洛云舒瞇着眼睛想,软塌周围摆着几块碎冰,散发出幽幽的凉气。
还记得刚开始见到他的时候是在竹林之中,他打马而来,却出言不逊,自己只觉得这个人简直就是一个莽夫。虽长相有些出彩,但是嘴太贱,还自带气死人不偿命的属性。
之后慢慢相处着觉得他还算是一个能够交心的朋友,也曾和他在军营外把酒言欢,一人一坛女儿红,醉后说一些诸如战争结束后该如何打算之类的闲话。
说的具体大概不清楚了,只不过清晰的记得他曾经说过,想卸甲归田,砍柴挑水,过一个普通人的生活。
可是后来是什么时候开始,有了那么一点点心动的感觉了呢?
洛云舒在藤椅上变换了个姿势,斑驳的日光从那棵杏树枝桠树叶之间的缝隙中漏在他身侧,不远处有人给他拿着扇子殷勤的扇风,一阵一阵的凉风吹过来,洛云舒想到了什么,唇角弯了弯。
大概是突袭滑国之后,滑国军队含恨反扑,有人误以为自己是什么手握实权的将领之类的,对着自己发射了毒箭,看着毒箭对准自己飞过来,想举起盾牌抵挡却迟了一步,只能眼睁睁看他扑过来,用自己的身体挡下了那只毒箭。
洛云舒摸摸心口,现在仍有心悸的感觉,他依旧清晰的记得当时看到那个傻子在他面前一尺之外轰然倒下的模样,他侧躺在地上,俊朗的侧脸沾上了泥土,唇色青紫,仿佛这就是他们二人之间的最后一面。
他呆立在当场,就连一旁的属下说什么都听不到,脑海中轰响着反覆他倒下的画面。
直到卫无常说了他还有救,自己才慢慢回过神来。
想想就觉得当时的自己就很丢人。
旁边有人观察着他的表情,轻声问他是不是不舒服,洛云舒笑着摆摆手又陷入了自己的思索中,然后呢?
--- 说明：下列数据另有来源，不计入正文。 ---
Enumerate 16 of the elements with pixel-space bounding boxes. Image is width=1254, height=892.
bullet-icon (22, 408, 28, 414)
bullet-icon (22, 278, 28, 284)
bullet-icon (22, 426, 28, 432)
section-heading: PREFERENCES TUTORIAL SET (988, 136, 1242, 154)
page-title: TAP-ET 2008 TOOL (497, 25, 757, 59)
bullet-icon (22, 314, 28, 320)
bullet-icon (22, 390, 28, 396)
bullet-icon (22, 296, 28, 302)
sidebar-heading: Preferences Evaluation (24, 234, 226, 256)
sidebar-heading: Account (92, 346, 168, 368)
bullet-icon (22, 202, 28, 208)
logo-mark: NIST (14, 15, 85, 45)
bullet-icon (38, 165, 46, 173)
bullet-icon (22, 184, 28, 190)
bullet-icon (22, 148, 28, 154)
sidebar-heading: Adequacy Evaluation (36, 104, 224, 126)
然后自己意识到了,在那个傻子倒下之后,自己的情绪很不正常,才发现不知什么时候似乎对他有了那么一些好感。
说能淡然处之才是假话,那段时间心慌意乱只会躲避的自己现在想想更丢人。
那个傻子虽说很清楚自己对他的疏离,可是还是一如既往的死皮赖脸贴上来,差一点让自己怀疑他也是喜欢自己的。
直到他准备娶亲的风声传到自己耳中,才明白了什么叫做不甘心。
是的,不甘心,不甘心就那么失去他,用一坛女儿红把自己灌醉之后,就那么莽撞的闯入了他的府中,醉眼迷离的问他:“你是怎么想的?”
洛云舒还记得他当时满脸茫然的看着自己,似乎什么都不懂的模样,衬得自己更加狼狈和无理取闹,仿佛一个吃醋的妒妇,还是单相思,索性抛开平日维系的冷淡模样,看着他眼中小小的自己眼眶一红哭了出来。
那个傻子就慌了。
听他手忙脚乱安慰自己时不小心脱口而出的一句“我大不了不成亲了”之后,瞬间明白这一切不过是那个傻子步的局,说不上来心裏到底是什么滋味,只觉的又喜又羞又怒,那个傻子似乎觉察到了什么,匆忙中一把抱住自己承诺,说一定一辈子对自己好。